Turquie : l’inflation galope, les salaires ne suivent pas

07 Février 2024

En Turquie, dans un contexte d’inflation galopante le salaire minimum est passé en janvier de 11 400 à 17 000 livres turques (LT), soit de 350 à environ 520 euros. Dans la métallurgie, le mécontentement patent des travailleurs a influé sur le montant de l’augmentation résultant des nouveaux accords patronat-syndicats.

Après un ralentissement au dernier trimestre 2023, l’inflation a repris de plus belle en janvier. Officiellement annoncée à 65 % sur l’année, elle a été estimée à 123 % par des économistes indépendants, et à bien davantage sur l’alimentation. En janvier, un kilo de riz s’achetait en moyenne à 121 LT (3,70 euros) alors que son prix il y a quatre ans était de 5 à 9 LT. Outre l’alimentation, les transports, la santé, tout devient hors de prix pour les familles populaires. Même si le salaire minimum a augmenté, pour les 40 % des travailleurs qui y sont réduits, ainsi que pour ceux, nombreux, qui le dépassent à peine, finir le mois relève d’un défi.

Un an après le séisme catastrophique qui a atteint une large zone du pays, faisant plus de 53000 morts, des dizaines de milliers de blessés, et détruisant 600 000 bâtiments, le prix des logements atteint des sommets. La gouverneure de la banque centrale elle-même a récemment déclaré au quotidien Hürriyet qu’elle avait dû retourner chez ses parents à cause du prix du logement.

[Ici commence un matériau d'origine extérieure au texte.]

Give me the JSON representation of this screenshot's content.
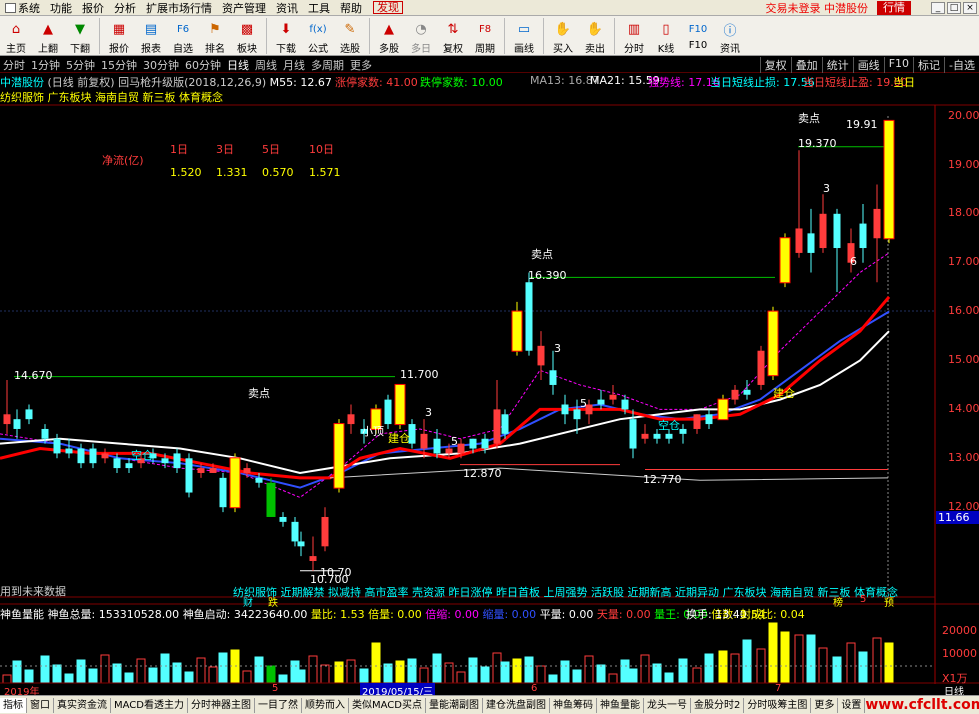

Aussi, dans le secteur de la métallurgie, le renouvellement des conventions collectives bisannuelles entre le syndicat patronal de la métallurgie, le MESS, et les syndicats Türk-is, DISK et Hak-is processus débuté en septembre 2023, a été l’occasion de faire entendre le mécontentement ouvrier. Ce n’est pas sans arrière-pensée que le patronat voulait étendre la validité des accords à trois ans mais, devant les réactions, il a renoncé.

Les discussions concernant le salaire des 163 000 travailleurs du secteur se sont poursuivies pendant plus de deux mois, pour finalement aboutir à une impasse. En dépit de l’érosion insupportable des salaires, les représentants du MESS n’ont proposé au départ qu’une augmentation de 35 % des salaires horaires pour les six premiers mois et l’ont progressivement portée jusqu’à 73 %.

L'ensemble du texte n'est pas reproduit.